A former assassin is drawn back into the light when an old colleague is framed for the murder of a small family in Isao Yukisada’s adaptation of Kyo Nagaura’s pulp novel, Revolver Lily (リボルバー・リリー). Set in the Taisho era, the film finds Japan at a crossroads amid an atmosphere of rising militarism in what is still a very poor country trying to change its fortunes through imperialism while those like Yuri (Haruka Ayase) attempt to stave off the oncoming apocalypse of war.
Though Yuri (whose name means “lily” in Japanese) had been part of a spy ring in Taiwan and trained to further Japan’s interest through political assassinations, she evidently came to see the error of her ways when the group was betrayed and an attack on their hideout led to personal tragedy. Since then, she’s lived as a well-to-do owner of a geisha house apparently under her own name which somewhat conflicts with the idea that she is simultaneously on an international most wanted list. In any case, she’s swept back into action when one of her former comrades, Kunimatsu, is accused of murdering the family of a man named Hosomi who is apparently on the run while militarists also seem to be intent on finding his teenage son Shinta (Jinsei Hamura).

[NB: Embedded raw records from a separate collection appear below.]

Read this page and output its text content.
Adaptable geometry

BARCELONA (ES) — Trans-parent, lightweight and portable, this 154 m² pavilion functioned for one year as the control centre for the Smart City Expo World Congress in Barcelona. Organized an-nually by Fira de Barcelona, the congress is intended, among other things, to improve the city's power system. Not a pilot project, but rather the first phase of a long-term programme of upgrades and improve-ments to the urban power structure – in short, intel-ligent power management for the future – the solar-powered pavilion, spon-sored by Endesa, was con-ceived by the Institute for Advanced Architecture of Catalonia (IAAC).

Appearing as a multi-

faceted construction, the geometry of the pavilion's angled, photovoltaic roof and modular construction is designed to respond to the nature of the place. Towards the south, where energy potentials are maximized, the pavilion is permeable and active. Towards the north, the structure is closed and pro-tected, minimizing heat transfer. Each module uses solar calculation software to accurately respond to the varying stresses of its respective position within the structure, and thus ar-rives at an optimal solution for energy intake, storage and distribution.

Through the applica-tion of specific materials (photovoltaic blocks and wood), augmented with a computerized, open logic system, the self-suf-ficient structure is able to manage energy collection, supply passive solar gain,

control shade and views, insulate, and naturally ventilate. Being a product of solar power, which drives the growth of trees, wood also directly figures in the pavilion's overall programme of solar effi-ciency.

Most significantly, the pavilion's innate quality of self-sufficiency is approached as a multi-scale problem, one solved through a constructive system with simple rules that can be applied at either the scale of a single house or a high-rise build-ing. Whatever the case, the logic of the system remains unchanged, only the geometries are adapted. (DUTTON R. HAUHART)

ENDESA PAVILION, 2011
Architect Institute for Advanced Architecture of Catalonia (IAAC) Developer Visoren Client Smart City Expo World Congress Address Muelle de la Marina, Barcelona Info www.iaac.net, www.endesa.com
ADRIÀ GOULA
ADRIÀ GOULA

Shinta, who was born with a lame leg which would presumably rule him out for military service, later becomes a kind of symbol of Japan as a more enlightened nation that no longer sees the need to use violence in order to advance its own interests. His father, Hosomi, had apparently done a series of dodgy deals with the military and then run off with all the money which is why they want to find him. It later turns out that he took the money not so much out of greed as that he was trying to turn the tide by growing the country economically in the hope that there would no longer be the need for imperialistic conquest.
Yet the money becomes a means of setting the army and the navy against each other in an increasingly straitened Japan in which neither feels they have the proper finding to pursue their ambitions. Constant references are made to the devastating economic impact of the 1923 earthquake, yet the authorities spend increasing amounts of money on waging war and there seem to be increasing numbers of soldiers on the streets. The army, in general, are depicted as loutish thugs with little on their side except brute force, while the navy in their pristine white uniforms are backroom plotters and always one step ahead.
But there is obviously a giant irony at the heart of the film in that as Yuri declares at the end, “fighting protest nothing,” having just taken out most of the Tokyo garrison in an effort to protect Shinta so that he can be preserved as a symbol of a new pacifist Japan. Though she tries to avoid mortally wounding anyone, Yuri is still prepared to use violence in order to combat it while the fact that merely fight on the side of capitalism suggests that there is, in fact, already a war going on between competing visions of the nation’s future which are both destined to come to pass. Capitalism, too, however, has its rough edges as symbolised by the grinning yakuza boss (Jiro Sato) who boasts of being “a man you can trust” but is only really ever on the side of greed and power.
Yuri, meanwhile, seems to be reawakened by her latest mission. She tells her assailant who accuses her of living in a state of nihilistic limbo, that she has made a choice a live which also symbolically aligns her with the new future opposed to the death cult that is militarism. Nevertheless, history tells us that whatever promises are made the militarists will win and the people will suffer. Yuri, however, continues fighting for peace with the film making full use of Haruka Ayase’s growing stature as an action star following on from franchises such as Caution, Hazardous Wife as Yuri effortlessly takes out huge numbers of army goons assisted by her female comrades. The closing scenes hint at further adventures for Yuri amid the vibrant Taisho-era setting taking on the forces of militarism with impeccable style and elegance.
Revolver LILY is available digitally in US from 27th January courtesy of Well Go USA.